Den Entschluss fasste sie schließlich im September 2015 gemeinsam mit einer guten Freundin. „Für sie wurde die Lage immer angespannter.“ Daraus wurden 25 Tage – die meiste Zeit auf der Balkanroute. In Athen wären sie in einen Flieger nach Deutschland gestiegen, standen auch schon vor der Flugzeugtür – als ihre Flugtickets als Fälschungen erkannt wurden. Die freundlich-zurückhaltende Reem erzählt von einem Zornesausbruch, den ein griechischer Polizist ertragen musste.

Der „Chor“ mit Dunja Dogmani und dem Lautenisten Khater Dawa.
Der „Chor“ mit Dunja Dogmani und dem Lautenisten Khater Dawa. © Axel J. Scherer

Griechenland – Mazedonien. Mazedonien – Serbien. Serbien – Ungarn. Ungarn – Österreich. Österreich – Deutschland. Fünf Grenzen mussten die Frauen zu Fuß überwinden. Am schwierigsten war der Weg nach Serbien „nachts, im Regen durch den Wald“, erzählt Reem Helou. „Wir mussten auch noch einen Fluss überqueren.“

Im Hinterland gab es dann Hilfsorganisationen, die den Frauen und Familien in Bussen weiterhalfen. „Für Alte und für Kinder war die Balkanroute viel anstrengender“, betont die 31-Jährige. Außerdem habe ihre Freundin diesen schwarzen Humor: „Wir konnten in allen Situationen zusammen lachen.“ Pointen für den entstehenden Comic lieferte sie gleich mit.

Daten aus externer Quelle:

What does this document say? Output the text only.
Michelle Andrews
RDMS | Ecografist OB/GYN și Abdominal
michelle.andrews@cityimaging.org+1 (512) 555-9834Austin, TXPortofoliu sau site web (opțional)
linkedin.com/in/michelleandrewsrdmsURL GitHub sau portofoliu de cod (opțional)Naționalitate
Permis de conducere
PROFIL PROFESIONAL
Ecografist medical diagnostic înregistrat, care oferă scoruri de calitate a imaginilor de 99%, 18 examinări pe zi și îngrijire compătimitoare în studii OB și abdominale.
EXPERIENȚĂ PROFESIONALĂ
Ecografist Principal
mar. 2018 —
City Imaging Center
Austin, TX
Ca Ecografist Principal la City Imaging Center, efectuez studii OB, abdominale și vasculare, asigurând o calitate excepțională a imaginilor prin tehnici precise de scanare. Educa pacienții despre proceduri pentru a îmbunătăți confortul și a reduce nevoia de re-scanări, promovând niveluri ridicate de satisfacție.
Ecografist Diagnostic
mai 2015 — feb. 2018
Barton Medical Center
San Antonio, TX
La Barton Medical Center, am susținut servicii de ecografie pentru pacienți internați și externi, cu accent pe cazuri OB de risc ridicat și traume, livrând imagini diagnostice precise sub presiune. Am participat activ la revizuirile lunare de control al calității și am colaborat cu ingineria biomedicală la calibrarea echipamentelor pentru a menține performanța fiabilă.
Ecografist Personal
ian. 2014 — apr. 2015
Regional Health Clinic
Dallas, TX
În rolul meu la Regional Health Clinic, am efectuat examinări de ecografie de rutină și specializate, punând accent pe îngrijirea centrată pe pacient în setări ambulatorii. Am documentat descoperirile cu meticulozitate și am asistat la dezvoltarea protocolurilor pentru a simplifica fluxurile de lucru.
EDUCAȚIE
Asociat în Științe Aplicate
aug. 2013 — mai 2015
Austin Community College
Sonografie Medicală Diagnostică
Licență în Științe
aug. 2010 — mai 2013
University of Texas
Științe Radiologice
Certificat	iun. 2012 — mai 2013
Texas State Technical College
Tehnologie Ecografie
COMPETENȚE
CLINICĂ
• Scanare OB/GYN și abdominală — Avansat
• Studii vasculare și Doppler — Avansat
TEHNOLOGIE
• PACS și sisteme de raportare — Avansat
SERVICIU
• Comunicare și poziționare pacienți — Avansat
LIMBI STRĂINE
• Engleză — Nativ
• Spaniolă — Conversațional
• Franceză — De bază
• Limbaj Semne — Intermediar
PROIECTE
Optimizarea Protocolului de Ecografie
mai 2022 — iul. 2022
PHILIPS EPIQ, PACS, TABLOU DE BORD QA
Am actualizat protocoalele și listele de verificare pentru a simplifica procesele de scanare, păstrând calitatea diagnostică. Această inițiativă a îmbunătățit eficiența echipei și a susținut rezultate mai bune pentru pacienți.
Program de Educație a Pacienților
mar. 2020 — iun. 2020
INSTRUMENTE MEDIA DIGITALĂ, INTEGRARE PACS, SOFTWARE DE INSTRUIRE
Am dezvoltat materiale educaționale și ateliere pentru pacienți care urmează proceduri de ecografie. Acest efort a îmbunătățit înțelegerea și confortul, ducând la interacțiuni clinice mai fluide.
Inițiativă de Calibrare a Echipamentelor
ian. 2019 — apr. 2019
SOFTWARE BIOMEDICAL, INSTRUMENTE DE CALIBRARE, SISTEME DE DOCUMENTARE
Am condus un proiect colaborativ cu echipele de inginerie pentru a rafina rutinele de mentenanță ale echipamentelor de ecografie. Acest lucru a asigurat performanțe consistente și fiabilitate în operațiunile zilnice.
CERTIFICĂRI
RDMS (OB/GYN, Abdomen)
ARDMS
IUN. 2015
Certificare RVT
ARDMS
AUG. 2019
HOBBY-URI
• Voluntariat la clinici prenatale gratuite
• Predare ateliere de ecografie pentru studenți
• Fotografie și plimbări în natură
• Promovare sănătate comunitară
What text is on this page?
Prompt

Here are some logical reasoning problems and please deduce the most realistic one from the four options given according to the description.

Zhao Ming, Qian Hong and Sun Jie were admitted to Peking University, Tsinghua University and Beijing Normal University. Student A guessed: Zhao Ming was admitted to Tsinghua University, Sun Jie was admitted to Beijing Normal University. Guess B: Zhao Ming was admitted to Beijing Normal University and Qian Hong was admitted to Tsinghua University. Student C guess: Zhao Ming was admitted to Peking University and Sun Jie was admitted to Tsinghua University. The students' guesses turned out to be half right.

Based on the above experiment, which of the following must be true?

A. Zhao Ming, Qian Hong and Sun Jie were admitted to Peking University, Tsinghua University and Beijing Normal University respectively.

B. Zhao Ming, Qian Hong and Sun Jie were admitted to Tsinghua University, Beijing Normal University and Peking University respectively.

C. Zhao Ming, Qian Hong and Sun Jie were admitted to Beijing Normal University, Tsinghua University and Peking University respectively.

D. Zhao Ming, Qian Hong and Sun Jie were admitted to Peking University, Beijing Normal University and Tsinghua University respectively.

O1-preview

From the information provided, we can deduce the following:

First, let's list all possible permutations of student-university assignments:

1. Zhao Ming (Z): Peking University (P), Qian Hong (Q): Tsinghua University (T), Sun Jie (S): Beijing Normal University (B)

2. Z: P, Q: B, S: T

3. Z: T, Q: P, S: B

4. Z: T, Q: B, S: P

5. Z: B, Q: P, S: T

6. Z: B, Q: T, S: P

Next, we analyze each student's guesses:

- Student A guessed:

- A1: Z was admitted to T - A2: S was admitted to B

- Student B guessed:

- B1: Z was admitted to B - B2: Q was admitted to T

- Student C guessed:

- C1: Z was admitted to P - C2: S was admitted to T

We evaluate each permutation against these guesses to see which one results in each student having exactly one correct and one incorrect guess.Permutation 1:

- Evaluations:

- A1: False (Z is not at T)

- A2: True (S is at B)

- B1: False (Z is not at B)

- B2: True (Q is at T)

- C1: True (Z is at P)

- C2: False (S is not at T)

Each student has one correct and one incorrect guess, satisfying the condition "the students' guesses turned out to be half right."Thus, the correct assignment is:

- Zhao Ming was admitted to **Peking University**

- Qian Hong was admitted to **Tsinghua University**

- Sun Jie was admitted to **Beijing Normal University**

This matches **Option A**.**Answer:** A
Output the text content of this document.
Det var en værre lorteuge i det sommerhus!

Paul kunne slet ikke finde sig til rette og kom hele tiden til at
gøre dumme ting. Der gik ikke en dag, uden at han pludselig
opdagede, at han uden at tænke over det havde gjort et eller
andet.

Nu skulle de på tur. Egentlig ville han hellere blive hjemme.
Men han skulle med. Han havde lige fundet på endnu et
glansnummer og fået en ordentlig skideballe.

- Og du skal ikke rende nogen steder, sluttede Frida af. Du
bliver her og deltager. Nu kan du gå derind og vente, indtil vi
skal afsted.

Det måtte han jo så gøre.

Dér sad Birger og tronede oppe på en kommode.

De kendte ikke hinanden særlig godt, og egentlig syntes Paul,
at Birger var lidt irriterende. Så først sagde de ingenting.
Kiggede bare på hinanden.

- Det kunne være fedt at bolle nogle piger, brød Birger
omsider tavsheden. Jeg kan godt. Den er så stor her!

Die Flucht in Bildern zu erzählen, ermöglicht ihr ein Stipendium aus Beirut. Dort wird ihr Werk in arabischer Sprache veröffentlicht. Für drei Jahre hat Reem Helou, nun Dortmunderin, eine Aufenthaltserlaubnis. Und die Chance, in Oberhausen wieder im erlernten Metier zu arbeiten? Die verdankt sie der „Medea“-Autorin und Regisseurin Wihad Suleiman: Sie erinnerte sich an ihre etwas ältere Kommilitonin.